La soluzione a questi tipo di problematiche sta in una integrazione delle tecnologie al momento esistenti, con la creazione di piattaforme informative di comunicazione all’interno di geoportali. Distinguendo una parte relativa al coordinamento dell’informazione e dei dati spaziali, da una collaborativa e visualizzativa.

Questi concetti sono stati affontati in un progetto pilota sviluppato dal Centro Intercomunale di Protezione Civile – Colline Marittime e Bassa Val di Cecina, incentrato molto sugli aspetti comunicativi. Un valido strumento web che ci permette di rendere possibile l’operazione di geolocalizzazione di segnalazioni, di fenomenologie con la creazione di mappe condivise è Ushahidi, un progetto Open Source sviluppato in Africa, che basa i suoi concetti sul Crowdsourcing che in tal caso si definisce come Crowdmap. Ushaihidi è stato impiegato in emergenze di carattere internazionale come le rivolte in africane e il terremoto ad Haiti e molte altre situazioni di crisi. Anche in altri progetti italiani di informazione condivisa si è fatto ricorso a questo strumento e sono qui raccolti.

Chi ha il compito di gestire la mole di dati geospaziali sensibili condivisi da tutte le Componenti del Sistema, ha la necessità di utilizzare un applicativo web particolarmente robusto, che abbia la capacità di sopportare in momenti critici di grande flusso di traffico informativo, un’enorme multiutenza. Questo deve anche operare attraverso gli Standard OGC.

Google ha da poco attivato sperimentalmente una nuova funzione rivolta alle emergenze, al momento attiva solo per il territorio statunitense, ma con l’obiettivo di svilupparla per tutti i paesi: Google Public Alert.

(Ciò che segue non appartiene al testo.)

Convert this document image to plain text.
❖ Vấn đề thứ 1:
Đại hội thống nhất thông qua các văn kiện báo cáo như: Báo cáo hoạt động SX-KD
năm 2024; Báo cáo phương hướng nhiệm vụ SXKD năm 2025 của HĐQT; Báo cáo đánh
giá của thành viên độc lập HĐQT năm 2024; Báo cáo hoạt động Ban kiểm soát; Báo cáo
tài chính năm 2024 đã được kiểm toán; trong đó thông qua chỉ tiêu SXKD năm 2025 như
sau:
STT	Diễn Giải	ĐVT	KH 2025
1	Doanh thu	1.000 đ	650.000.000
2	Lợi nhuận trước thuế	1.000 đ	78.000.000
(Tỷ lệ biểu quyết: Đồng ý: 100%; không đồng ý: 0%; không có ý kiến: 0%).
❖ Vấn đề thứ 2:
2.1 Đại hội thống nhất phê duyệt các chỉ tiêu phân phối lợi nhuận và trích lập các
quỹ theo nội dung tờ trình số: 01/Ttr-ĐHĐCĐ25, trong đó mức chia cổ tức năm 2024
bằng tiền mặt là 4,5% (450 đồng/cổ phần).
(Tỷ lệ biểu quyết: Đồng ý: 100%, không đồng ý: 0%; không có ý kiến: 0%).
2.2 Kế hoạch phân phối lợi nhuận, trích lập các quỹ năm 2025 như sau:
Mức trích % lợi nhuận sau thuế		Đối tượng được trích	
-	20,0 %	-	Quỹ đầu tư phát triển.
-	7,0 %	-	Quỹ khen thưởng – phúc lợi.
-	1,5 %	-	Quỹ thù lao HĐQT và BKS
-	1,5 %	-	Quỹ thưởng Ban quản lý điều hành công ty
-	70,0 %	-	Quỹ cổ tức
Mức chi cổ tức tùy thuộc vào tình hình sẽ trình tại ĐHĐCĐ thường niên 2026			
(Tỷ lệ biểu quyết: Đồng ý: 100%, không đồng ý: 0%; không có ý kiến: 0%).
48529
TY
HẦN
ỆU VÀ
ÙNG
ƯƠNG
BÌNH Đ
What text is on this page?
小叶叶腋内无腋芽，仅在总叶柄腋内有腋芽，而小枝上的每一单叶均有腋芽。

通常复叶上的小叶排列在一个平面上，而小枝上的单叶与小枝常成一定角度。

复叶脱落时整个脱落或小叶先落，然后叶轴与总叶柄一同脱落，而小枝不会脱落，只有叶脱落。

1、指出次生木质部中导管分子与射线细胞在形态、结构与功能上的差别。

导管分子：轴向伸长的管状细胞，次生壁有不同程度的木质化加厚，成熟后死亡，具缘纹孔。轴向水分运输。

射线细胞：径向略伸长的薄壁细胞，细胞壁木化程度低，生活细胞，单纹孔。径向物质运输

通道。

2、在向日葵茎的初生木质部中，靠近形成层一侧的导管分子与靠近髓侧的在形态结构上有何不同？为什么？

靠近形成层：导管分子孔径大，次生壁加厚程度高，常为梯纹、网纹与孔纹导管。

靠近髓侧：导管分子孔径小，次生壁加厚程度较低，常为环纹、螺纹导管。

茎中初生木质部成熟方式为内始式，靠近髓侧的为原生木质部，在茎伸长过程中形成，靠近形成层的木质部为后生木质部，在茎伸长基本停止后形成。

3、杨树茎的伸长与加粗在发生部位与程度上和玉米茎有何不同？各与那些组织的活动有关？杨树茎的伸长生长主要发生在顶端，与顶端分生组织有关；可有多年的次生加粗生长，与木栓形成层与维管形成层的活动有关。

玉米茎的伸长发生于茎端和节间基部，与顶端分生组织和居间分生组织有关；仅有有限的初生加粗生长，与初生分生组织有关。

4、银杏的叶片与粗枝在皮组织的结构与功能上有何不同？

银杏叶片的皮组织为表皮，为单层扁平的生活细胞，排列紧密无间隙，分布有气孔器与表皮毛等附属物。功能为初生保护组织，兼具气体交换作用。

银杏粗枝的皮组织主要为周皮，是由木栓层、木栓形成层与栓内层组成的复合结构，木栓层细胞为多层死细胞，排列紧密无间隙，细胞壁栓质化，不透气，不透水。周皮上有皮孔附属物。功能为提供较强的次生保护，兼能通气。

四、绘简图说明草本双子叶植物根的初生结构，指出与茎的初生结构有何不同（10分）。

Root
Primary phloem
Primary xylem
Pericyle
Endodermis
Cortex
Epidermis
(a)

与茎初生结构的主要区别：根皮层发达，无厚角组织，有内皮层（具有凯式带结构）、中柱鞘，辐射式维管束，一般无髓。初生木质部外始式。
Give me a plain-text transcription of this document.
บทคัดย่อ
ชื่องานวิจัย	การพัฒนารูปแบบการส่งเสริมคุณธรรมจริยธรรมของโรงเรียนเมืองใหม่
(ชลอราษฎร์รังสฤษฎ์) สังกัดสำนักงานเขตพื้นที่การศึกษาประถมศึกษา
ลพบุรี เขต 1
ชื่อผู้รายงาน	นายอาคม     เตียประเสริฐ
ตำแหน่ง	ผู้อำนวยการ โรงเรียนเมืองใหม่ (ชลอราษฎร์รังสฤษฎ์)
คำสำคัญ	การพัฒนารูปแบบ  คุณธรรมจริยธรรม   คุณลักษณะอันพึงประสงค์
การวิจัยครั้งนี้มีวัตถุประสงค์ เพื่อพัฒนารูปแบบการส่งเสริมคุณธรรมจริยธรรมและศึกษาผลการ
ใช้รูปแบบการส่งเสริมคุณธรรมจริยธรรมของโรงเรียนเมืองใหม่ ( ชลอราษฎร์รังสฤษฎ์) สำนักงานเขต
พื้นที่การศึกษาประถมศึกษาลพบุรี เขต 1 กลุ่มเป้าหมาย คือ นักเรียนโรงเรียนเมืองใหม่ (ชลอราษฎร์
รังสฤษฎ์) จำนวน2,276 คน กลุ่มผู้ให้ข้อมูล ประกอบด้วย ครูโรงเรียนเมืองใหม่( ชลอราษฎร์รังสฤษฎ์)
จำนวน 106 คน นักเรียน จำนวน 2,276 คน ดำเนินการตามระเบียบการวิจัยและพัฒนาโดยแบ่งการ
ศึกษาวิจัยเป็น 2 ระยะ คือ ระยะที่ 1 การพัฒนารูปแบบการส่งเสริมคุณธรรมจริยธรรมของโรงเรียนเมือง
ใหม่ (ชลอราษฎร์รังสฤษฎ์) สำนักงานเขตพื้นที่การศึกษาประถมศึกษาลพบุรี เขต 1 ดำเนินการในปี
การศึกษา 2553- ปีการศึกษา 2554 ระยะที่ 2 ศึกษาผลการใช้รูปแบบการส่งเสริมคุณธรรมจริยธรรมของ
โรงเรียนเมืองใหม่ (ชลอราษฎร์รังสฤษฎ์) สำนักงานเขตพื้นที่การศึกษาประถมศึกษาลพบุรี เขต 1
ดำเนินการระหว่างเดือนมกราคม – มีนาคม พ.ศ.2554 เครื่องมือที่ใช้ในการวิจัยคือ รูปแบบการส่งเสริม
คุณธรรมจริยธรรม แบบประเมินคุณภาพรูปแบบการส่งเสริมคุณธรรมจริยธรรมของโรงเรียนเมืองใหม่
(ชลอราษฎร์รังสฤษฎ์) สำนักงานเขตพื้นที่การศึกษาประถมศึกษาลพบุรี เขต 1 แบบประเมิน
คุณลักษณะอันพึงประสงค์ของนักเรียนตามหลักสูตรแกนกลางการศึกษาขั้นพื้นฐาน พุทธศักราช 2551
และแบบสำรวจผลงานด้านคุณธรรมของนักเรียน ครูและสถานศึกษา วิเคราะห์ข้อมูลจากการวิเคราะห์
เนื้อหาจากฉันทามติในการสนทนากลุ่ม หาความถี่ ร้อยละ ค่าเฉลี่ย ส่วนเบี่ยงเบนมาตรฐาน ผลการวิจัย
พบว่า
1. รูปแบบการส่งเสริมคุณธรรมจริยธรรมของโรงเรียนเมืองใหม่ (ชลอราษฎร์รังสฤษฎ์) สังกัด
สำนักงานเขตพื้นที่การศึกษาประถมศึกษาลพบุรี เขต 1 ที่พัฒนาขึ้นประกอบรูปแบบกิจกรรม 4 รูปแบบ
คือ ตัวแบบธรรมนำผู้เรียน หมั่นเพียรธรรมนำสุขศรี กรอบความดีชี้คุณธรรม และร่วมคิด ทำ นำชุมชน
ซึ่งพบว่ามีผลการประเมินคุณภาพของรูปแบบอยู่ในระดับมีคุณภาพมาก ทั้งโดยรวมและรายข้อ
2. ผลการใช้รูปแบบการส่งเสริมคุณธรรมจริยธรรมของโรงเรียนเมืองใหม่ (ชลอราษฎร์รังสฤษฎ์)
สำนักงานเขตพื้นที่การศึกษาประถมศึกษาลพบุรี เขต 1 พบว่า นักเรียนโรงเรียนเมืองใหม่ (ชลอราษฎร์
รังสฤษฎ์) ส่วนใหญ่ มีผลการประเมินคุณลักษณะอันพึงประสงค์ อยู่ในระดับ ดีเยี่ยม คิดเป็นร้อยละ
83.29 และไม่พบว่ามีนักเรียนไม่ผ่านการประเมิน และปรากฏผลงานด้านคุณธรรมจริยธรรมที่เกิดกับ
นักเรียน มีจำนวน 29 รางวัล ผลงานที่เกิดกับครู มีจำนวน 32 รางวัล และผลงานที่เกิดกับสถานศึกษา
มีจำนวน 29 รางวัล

Naturalmente quanto detto non può prescindere, come già accennato in partenza, del valore della formazione sulla cultura e dei rischi, che deve entrare a far parte al pari di una sensibilità ambientale, come forma di educazione civica sin dalla tenera età scolare. Questo percorso porta ad un naturale sviluppo di comportamenti di autoprotezione e di organizzazione condivisa. I diligenti bambini giapponesi con i loro caschetti colorati, pronti a mettersi sotto il banco in caso di scossa di terremoto, devono far riflettere.